Although you still struggle with drop-offs at school, you’re becoming a part of the community there, and bringing some of them home, too. This weekend you told us that your classmate “Sammy goes on airplane” and suggested that “Miss Myra coming to Finn’s birthday party.” You then started reciting by memory from one of your school books, beginning with “Black sheep, black sheep, what do you see? I see a brown dog looking at me.” You are speaking in longer, more complete sentences now, and just starting to use articles and linking verbs. You’re almost there with those — but not quite. One minute you say, “Finn is a boy; Mommy is a girl,” and the next, “Finn are happy.” And although you are indeed beginning to use first person and may politely inform us, “”I want water please,” you’re still more likely to shout “”Finn wants water!!!” with emphasis on the last syllable. It’s okay. You’re working on it. You’re getting closer.

Now home after four days in the hospital, I am finally closer to you.

I had never slept under a different roof until that first night away, and after the third night, I was desperate to come home to my boy. You seemed so very far away, even when Daddy brought you to see me. Before I was wheeled in for my appendectomy, you took one look at me in pre-op and said, “Daddy, go THAT way,” pointing at the door from which you had come. I was trying so hard to smile and animate myself for you when you walked in, and your refusal to kiss me was almost more than I could bear. But you warmed up when I made the fishy-kiss face, and then the next day we played peek-a-boo as you hid behind the privacy curtain you soon discovered could be pulled around my hospital bed. That game was the closest we could get. Here, back at home, I am now up and around, albeit moving more slowly. I try to stay where you are, sitting next to you, touching your curls and your cheeks and your chin. But even though we’re closer, I still feel so far away: I cannot pick you up and hold you; I cannot bathe you; I cannot sit you on my lap to read you a story; I cannot carry you out to see the moon. When you wake at night, you now call for Daddy. In just one week, I have lost so much. To my appendix, I say, Finn-style, “Adios!” To you, I say, I’m working on it. I’m getting closer.

Mommy always comes back

These words — my parting words of comfort to my boy — come back to haunt me each day. Finn’s little voice chimes the phrase at me with happy conviction when I pick him up from school in the afternoon, repeats it to his animals as he plays at home, and even announces it to strangers when out and about. Last week at a local play-space, he walked up to the father of another boy and stated out of nowhere, “Mommy ALWAYS comes back,” with prolonged, serious emphasis on the word “always.”

What he’s really saying, I think, is that Mommy always leaves.
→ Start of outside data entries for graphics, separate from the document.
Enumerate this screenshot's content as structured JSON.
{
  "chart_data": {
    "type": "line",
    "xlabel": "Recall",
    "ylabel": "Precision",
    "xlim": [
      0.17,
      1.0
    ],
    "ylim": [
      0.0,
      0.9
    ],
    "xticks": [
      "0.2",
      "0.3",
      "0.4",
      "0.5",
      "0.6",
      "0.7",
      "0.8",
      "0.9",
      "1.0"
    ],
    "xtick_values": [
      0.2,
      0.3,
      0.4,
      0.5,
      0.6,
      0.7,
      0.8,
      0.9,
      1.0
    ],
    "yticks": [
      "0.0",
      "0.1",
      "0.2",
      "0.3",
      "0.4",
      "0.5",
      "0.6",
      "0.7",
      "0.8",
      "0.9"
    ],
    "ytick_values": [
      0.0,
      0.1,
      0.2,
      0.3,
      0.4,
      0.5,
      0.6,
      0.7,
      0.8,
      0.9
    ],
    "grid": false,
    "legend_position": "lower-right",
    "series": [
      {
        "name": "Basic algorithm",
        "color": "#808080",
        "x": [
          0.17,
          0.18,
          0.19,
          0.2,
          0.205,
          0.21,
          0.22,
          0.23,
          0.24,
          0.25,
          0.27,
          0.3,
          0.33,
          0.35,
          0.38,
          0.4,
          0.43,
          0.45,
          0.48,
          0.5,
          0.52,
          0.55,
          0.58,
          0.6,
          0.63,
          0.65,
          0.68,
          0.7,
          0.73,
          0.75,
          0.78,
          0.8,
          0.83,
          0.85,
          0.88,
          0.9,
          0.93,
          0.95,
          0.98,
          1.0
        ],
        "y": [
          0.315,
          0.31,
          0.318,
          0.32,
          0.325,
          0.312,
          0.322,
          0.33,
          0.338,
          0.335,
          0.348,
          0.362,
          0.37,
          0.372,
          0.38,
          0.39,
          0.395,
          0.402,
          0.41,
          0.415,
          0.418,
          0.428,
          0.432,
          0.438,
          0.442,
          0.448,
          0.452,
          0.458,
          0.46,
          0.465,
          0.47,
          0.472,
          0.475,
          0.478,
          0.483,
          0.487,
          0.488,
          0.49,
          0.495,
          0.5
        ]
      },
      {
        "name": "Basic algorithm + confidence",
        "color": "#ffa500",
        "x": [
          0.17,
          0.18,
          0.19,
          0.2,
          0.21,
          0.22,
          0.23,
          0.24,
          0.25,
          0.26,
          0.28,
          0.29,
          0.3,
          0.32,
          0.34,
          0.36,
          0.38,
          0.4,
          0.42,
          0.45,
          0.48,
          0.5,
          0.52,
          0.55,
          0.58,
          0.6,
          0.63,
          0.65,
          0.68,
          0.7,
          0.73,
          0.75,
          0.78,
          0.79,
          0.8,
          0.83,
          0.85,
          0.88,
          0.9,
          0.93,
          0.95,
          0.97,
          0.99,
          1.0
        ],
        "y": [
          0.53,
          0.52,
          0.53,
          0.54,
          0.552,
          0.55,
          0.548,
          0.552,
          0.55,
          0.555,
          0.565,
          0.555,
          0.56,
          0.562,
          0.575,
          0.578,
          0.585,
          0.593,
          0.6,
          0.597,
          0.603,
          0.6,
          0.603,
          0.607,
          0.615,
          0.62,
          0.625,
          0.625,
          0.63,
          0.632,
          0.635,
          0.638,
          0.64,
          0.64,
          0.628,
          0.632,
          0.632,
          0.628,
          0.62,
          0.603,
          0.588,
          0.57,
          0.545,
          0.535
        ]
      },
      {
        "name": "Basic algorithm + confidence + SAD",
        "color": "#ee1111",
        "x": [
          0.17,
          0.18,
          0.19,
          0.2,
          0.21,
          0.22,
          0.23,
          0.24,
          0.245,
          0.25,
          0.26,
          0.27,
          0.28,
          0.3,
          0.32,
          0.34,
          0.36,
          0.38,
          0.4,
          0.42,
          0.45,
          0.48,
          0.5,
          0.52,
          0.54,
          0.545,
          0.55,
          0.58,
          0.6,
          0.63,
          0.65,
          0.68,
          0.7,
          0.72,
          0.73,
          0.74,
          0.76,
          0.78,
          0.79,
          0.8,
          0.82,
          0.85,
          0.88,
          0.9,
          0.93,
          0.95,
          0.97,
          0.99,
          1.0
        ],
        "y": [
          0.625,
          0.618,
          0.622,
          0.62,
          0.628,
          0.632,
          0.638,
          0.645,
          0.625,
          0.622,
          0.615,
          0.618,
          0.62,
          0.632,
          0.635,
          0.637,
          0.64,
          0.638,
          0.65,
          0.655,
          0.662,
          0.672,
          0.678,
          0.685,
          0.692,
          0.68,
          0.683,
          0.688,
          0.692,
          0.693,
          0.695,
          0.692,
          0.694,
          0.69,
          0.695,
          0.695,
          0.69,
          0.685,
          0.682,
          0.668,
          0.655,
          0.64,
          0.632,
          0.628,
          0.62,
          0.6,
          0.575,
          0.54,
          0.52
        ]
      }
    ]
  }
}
As much as he may like his school (which is so, so much better than the first one we tried, and which we tried to adjust him to much more slowly), Finn still hates, hates, hates the leaving. His face crumples the moment we walk into the building. He screams when I lower him down from my arms, long before I get to the goodbye part. He wakes up yelling at night from what seems like bad dreams, sometimes even frightening night terrors. And there are other, more unexpected incidents that catch me in the throat. As we were reading one of his truck books to his monkey a few nights ago, his “conversation” with Mono took a strange turn: “Clean diapers go in delivery truck. Delivery truck goes grocery store. Daddy goes grocery store. Mommy goes work. Finn cries.”
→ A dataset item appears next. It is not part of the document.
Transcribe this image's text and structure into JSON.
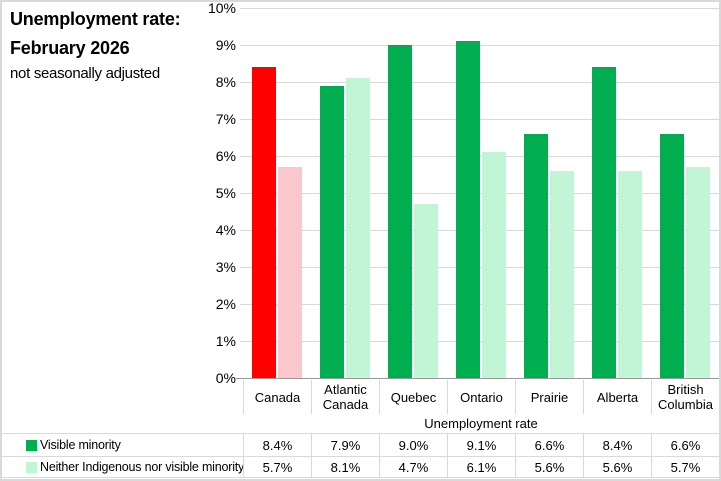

His sadness and anxiety upset me, of course, but after thinking about it, I guess his understanding of his own feelings is a good thing. And his sudden attachments to Mono and Puppydog are also healthy new developments, I suppose. In all of his nearly 23 months, he’s never had any kind of lovey — until now. Now it seems there’s an emptiness to fill, and he’s learning ways to fill in the gaps, to cope with the fact that although we always come back, we can’t always be there. Tough lessons for my Finch — and for me.